The police looked on as a Maltese woman spat several times at a black chemical engineer from Hungary then slapped him and told him to “go back to your country”.

Daboma Jack, in Malta for a year to study for his Masters degree, was trying to instil some order in a chaotic queue of about 200 people waiting to register and top up their Tallinja card at the Valletta terminus when he ended up the victim of a racist attack yesterday morning.

By the afternoon, Home Affairs Minister Carmelo Abela had instructed the Police Commissioner to start an internal investigation with immediate effect. The police later confirmed that the internal affairs unit was looking into the matter to establish the facts leading to the reported incident.

In tweets, Archbishop Charles Scicluna condemned the accident, saying it was “truly outrageous” and Opposition leader Simon Busuttil described it as “shameful”.

Mr Jack had been in the bus terminus queue since 10am, together with his wife. After about an hour, when there was no sign of the queue budging, he took the initiative to ask people to form a more practical single file. The frustrated crowd cooperated with him as he attempted to bring about a semblance of order.

Then, at about 11.30am, witnesses told Times of Malta, a Maltese woman, who was in the queue, suddenly confronted Mr Jack and started shouting in his face: “Go back to your country! Go back to your country!” She continued hurling abuse saying he was so ugly no woman would ever want to go next to him. She then spat in his face three times.

Taken aback, Mr Jack immediately reported the incident to the district police, who however, failed to react.

Unfazed, the woman again approached Mr Jack and this time slapped him in the face. At this point, Mr Jack started shouting at the police to take action saying this was a racist attack.

Go back where? We are EU citizens!

Three officers from the police rapid intervention unit arrived on the scene and immediately wrestled an angry Mr Jack to the ground and handcuffed him. He initially resisted, shouting they should be chasing the woman not arresting him. Seeing the commotion, the woman took the opportunity to run away.

The policeman to whom Mr Jack reported the spitting incident and who was present when the woman slapped him, could be seen next to the RIU officers while they were pinning Mr Jack to the ground.

Mr Jack was only released after a television journalist and several other witnesses insisted with the police he was innocent and was not the one who initiated the disorder.

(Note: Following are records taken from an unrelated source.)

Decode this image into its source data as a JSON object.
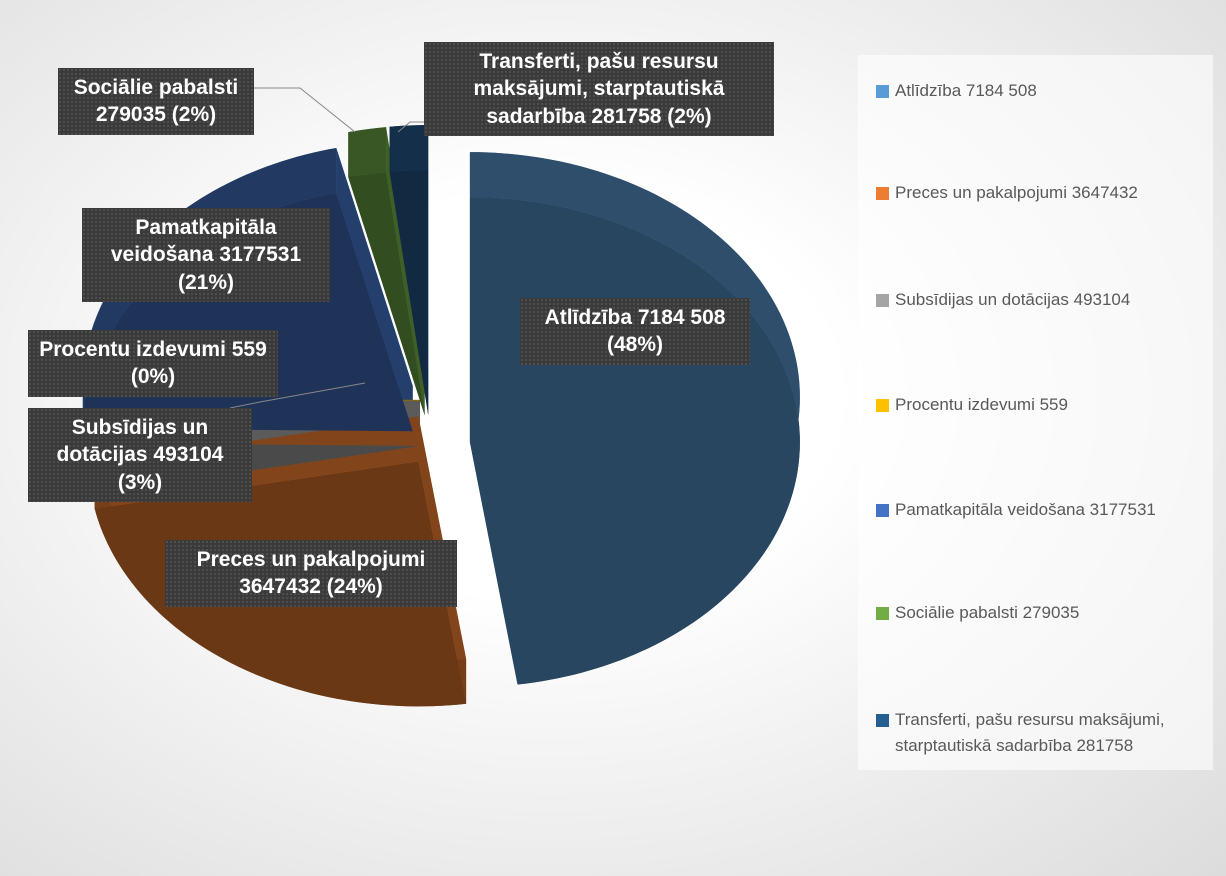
{
  "chart_data": {
    "type": "pie",
    "categories": [
      "Atlīdzība 7184 508",
      "Preces un pakalpojumi 3647432",
      "Subsīdijas un dotācijas  493104",
      "Procentu izdevumi 559",
      "Pamatkapitāla veidošana 3177531",
      "Sociālie pabalsti 279035",
      "Transferti, pašu resursu maksājumi, starptautiskā sadarbība 281758"
    ],
    "values": [
      7184508,
      3647432,
      493104,
      559,
      3177531,
      279035,
      281758
    ],
    "value_labels": [
      "Atlīdzība 7184 508 (48%)",
      "Preces un pakalpojumi 3647432 (24%)",
      "Subsīdijas un dotācijas  493104 (3%)",
      "Procentu izdevumi 559 (0%)",
      "Pamatkapitāla veidošana 3177531 (21%)",
      "Sociālie pabalsti 279035 (2%)",
      "Transferti, pašu resursu maksājumi, starptautiskā sadarbība 281758 (2%)"
    ],
    "colors": [
      "#5b9bd5",
      "#ed7d31",
      "#a5a5a5",
      "#ffc000",
      "#4472c4",
      "#70ad47",
      "#255e91"
    ],
    "legend": "right"
  }
}
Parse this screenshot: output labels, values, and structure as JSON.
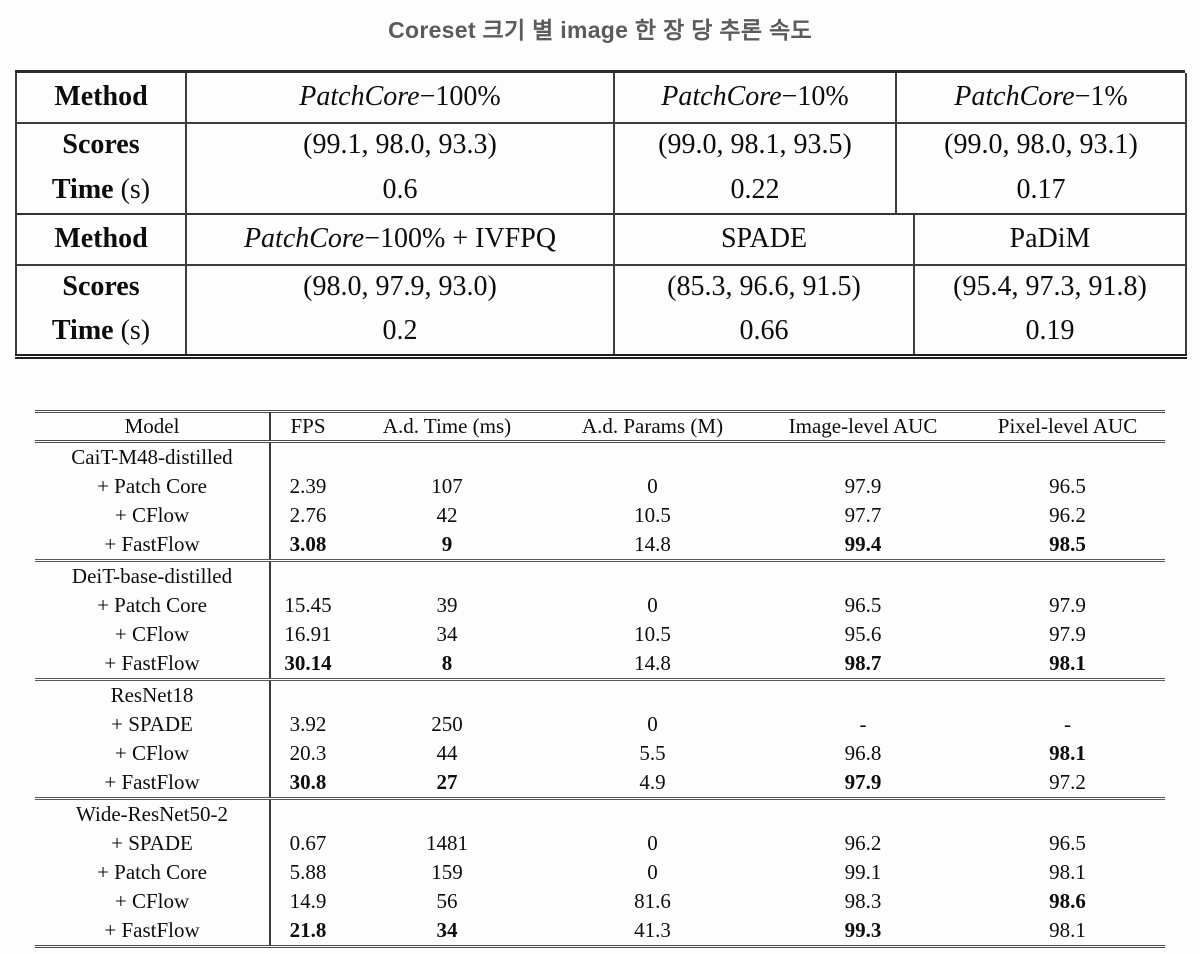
{
  "title": "Coreset 크기 별 image 한 장 당 추론 속도",
  "colors": {
    "title_gray": "#5a5b5e",
    "text": "#0d0d0d",
    "rule": "#3d3d3d",
    "background": "#fdfdfd"
  },
  "speed_tables": [
    {
      "row_labels": {
        "method": "Method",
        "scores": "Scores",
        "time": "Time",
        "time_unit": " (s)"
      },
      "columns": [
        {
          "method_italic": "PatchCore",
          "method_plain": "−100%",
          "scores": "(99.1, 98.0, 93.3)",
          "time": "0.6"
        },
        {
          "method_italic": "PatchCore",
          "method_plain": "−10%",
          "scores": "(99.0, 98.1, 93.5)",
          "time": "0.22"
        },
        {
          "method_italic": "PatchCore",
          "method_plain": "−1%",
          "scores": "(99.0, 98.0, 93.1)",
          "time": "0.17"
        }
      ]
    },
    {
      "row_labels": {
        "method": "Method",
        "scores": "Scores",
        "time": "Time",
        "time_unit": " (s)"
      },
      "columns": [
        {
          "method_italic": "PatchCore",
          "method_plain": "−100% + IVFPQ",
          "scores": "(98.0, 97.9, 93.0)",
          "time": "0.2"
        },
        {
          "method_italic": "",
          "method_plain": "SPADE",
          "scores": "(85.3, 96.6, 91.5)",
          "time": "0.66"
        },
        {
          "method_italic": "",
          "method_plain": "PaDiM",
          "scores": "(95.4, 97.3, 91.8)",
          "time": "0.19"
        }
      ]
    }
  ],
  "benchmark_table": {
    "headers": [
      "Model",
      "FPS",
      "A.d. Time (ms)",
      "A.d. Params (M)",
      "Image-level AUC",
      "Pixel-level AUC"
    ],
    "groups": [
      {
        "name": "CaiT-M48-distilled",
        "rows": [
          {
            "model": "+ Patch Core",
            "cells": [
              "2.39",
              "107",
              "0",
              "97.9",
              "96.5"
            ],
            "bold": []
          },
          {
            "model": "+ CFlow",
            "cells": [
              "2.76",
              "42",
              "10.5",
              "97.7",
              "96.2"
            ],
            "bold": []
          },
          {
            "model": "+ FastFlow",
            "cells": [
              "3.08",
              "9",
              "14.8",
              "99.4",
              "98.5"
            ],
            "bold": [
              0,
              1,
              3,
              4
            ]
          }
        ]
      },
      {
        "name": "DeiT-base-distilled",
        "rows": [
          {
            "model": "+ Patch Core",
            "cells": [
              "15.45",
              "39",
              "0",
              "96.5",
              "97.9"
            ],
            "bold": []
          },
          {
            "model": "+ CFlow",
            "cells": [
              "16.91",
              "34",
              "10.5",
              "95.6",
              "97.9"
            ],
            "bold": []
          },
          {
            "model": "+ FastFlow",
            "cells": [
              "30.14",
              "8",
              "14.8",
              "98.7",
              "98.1"
            ],
            "bold": [
              0,
              1,
              3,
              4
            ]
          }
        ]
      },
      {
        "name": "ResNet18",
        "rows": [
          {
            "model": "+ SPADE",
            "cells": [
              "3.92",
              "250",
              "0",
              "-",
              "-"
            ],
            "bold": []
          },
          {
            "model": "+ CFlow",
            "cells": [
              "20.3",
              "44",
              "5.5",
              "96.8",
              "98.1"
            ],
            "bold": [
              4
            ]
          },
          {
            "model": "+ FastFlow",
            "cells": [
              "30.8",
              "27",
              "4.9",
              "97.9",
              "97.2"
            ],
            "bold": [
              0,
              1,
              3
            ]
          }
        ]
      },
      {
        "name": "Wide-ResNet50-2",
        "rows": [
          {
            "model": "+ SPADE",
            "cells": [
              "0.67",
              "1481",
              "0",
              "96.2",
              "96.5"
            ],
            "bold": []
          },
          {
            "model": "+ Patch Core",
            "cells": [
              "5.88",
              "159",
              "0",
              "99.1",
              "98.1"
            ],
            "bold": []
          },
          {
            "model": "+ CFlow",
            "cells": [
              "14.9",
              "56",
              "81.6",
              "98.3",
              "98.6"
            ],
            "bold": [
              4
            ]
          },
          {
            "model": "+ FastFlow",
            "cells": [
              "21.8",
              "34",
              "41.3",
              "99.3",
              "98.1"
            ],
            "bold": [
              0,
              1,
              3
            ]
          }
        ]
      }
    ]
  }
}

Mr Jack kept asking other officer whether he could report the first policeman who had simply stood by as the woman hurled abuse at him. The police said they would be making a request to watch the footage taken by TVM to be able to trace the woman, who witnesses described as “not old” and “had blonde hair”.

After the police asked Mr Jack and several witnesses for an account of what had happened, a visibly shaken Mr Jack, said: “In no other country would someone have spat at a black man and the police do nothing. This would have been unacceptable in any other EU country.”

His wife, Kelly, who witnessed the whole incident, including the woman’s screeching for them to go back home, told Times of Malta: “Go back where? We are EU citizens!”

Shocked at having witnessed her husband being abused, she said: “This is human rights we’re talking about. The police failed to take action at the crucial time. The slap was not to my husband but to every other black person in the crowd,” she said.

The police would not comment on what steps were being taken to locate the woman and would only say they were still trying to establish exactly what happened.

The NGO Aditus wrote to the police urging them to take action and encouraged people to copy and send this same letter to the police.

In a statement, the Nationalist Party condemned the racist attack and urged the Police Commissioner to conclude the investigations promptly so action could be taken against the guilty party.

Alternattiva Demokratika also deplored the behaviour of the police.